Utilitarian philosopher, John Stuart Mill beautifully opines that, “It is better to be a human being dissatisfied than a pig satisfied; better to be Socrates dissatisfied than a fool satisfied. And if the fool, or the pig, is of a different opinion, it is only because they only know their own side of the question”.  In defence of liberty, those who are dissatisfied with injustice, corruption, mismanagement, obscurantism and tyranny should speak loudly and clearly against such ills. If speaking the truth to power is regarded defiant to Botho, then the principle of Botho is not meant for those in pursuit of accountability.

There is a likelihood that Botho circumvents freedom and Justice by instilling a sense of fear to those with dissenting voices. To illustrate further, the political leaders still highly use the Kgotla as a place of consultation. However, those with dissenting views at the Kgotla are either afraid to speak or when they speak they are accused of inciting a sense of disorder, disturbing the peace and regarded contemptuous. In the Kgotla, Batswana are fond of toeing the line and giving praise poetry than criticising the status quo.

The Village Development Committees ( VDCs) which appear more political than administrative often are co-organisers of Kgotla consultative meetings and are most likely to do “ dress rehearsals” of kgotla meetings in an attempt to maintain, defend or appease the status quo. During the 2011 Public Service Strike in Botswana, a certain public servant cried to the then  President Ian Khama.

She insinuated that she was incited to join the strike. She asked for money at the kgotla and after getting money, she vowed never to strike again.
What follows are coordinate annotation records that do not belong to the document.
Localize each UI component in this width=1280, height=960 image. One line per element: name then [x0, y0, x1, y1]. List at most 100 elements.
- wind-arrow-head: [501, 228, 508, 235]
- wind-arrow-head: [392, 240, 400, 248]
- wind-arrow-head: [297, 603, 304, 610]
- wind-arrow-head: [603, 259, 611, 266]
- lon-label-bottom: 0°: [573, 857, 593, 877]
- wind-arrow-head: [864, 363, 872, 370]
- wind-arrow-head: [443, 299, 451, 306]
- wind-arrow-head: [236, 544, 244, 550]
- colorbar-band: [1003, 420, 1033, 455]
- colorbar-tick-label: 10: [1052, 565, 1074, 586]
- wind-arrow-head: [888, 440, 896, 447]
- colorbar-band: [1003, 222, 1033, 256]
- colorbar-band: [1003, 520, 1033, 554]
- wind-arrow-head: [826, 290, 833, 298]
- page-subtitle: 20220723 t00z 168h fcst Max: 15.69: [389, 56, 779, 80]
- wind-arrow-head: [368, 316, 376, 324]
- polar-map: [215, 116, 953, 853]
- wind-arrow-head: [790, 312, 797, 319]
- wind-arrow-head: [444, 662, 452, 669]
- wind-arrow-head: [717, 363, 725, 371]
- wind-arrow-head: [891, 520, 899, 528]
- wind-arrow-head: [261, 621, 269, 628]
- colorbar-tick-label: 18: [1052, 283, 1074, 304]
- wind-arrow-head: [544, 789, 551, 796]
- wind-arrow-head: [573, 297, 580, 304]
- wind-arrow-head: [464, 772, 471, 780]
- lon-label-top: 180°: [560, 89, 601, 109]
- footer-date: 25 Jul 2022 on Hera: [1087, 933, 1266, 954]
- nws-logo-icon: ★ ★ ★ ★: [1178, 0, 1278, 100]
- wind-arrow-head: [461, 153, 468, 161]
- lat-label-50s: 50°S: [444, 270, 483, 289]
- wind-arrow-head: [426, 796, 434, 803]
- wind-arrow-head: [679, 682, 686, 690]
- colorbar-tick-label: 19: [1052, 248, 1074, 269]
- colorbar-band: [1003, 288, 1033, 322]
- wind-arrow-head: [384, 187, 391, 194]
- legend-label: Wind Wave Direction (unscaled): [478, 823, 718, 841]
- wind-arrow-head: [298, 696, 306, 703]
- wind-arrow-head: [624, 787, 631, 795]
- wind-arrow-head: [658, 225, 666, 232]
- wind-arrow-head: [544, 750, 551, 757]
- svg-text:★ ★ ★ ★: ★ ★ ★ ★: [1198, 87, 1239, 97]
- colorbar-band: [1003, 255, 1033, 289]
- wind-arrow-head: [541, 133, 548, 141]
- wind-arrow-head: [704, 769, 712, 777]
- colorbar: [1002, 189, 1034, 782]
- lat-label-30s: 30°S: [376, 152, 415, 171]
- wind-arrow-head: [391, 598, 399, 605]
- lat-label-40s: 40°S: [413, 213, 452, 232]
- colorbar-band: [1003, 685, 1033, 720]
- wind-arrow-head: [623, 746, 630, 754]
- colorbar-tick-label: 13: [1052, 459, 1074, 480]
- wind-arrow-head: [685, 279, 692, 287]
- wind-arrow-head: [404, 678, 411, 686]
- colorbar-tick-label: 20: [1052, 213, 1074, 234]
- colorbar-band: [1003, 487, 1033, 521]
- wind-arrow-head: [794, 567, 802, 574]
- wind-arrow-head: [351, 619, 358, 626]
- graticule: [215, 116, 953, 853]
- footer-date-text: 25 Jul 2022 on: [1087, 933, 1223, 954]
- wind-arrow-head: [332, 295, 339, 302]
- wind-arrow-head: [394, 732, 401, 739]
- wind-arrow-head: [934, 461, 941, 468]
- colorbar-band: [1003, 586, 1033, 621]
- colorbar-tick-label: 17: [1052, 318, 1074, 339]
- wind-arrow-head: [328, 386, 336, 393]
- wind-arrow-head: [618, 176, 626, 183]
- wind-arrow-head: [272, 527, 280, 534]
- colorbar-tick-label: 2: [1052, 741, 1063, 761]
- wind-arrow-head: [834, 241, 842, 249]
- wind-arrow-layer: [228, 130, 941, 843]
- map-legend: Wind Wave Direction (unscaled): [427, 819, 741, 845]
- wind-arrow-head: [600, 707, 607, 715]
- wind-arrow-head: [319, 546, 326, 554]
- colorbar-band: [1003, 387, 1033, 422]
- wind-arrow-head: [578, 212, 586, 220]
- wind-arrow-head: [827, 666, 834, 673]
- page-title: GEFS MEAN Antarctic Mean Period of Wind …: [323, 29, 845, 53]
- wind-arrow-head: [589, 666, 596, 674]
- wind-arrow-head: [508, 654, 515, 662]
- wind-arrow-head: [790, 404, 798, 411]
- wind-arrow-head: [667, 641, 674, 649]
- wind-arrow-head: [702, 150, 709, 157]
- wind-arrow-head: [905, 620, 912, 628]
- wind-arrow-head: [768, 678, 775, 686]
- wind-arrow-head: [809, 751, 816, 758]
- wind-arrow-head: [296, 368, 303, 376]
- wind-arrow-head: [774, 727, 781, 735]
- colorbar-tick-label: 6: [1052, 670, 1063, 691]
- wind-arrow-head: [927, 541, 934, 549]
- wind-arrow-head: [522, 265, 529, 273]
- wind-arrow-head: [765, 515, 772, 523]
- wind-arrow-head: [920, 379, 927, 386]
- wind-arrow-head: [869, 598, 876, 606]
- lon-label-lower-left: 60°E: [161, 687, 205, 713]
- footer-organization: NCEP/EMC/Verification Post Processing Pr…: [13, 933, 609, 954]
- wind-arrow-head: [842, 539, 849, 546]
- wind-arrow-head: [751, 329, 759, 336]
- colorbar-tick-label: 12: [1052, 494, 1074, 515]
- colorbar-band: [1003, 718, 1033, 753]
She encouraged others not to strike and depicted the strike as being disrespectful to elders, power and authority.

For a long time in Botswana, government has been very un-open and secretive and those seeking answers get frustrated.  Speaking truth to power is simply labeled disrespectful to elders.

Those questioning authority are sometimes regarded anti-state/government or disrespectful to elders (higher echelons of power).  This has potential to kill public scrutiny, accountability  and likely to pollute the social contract under the disguise of Botho.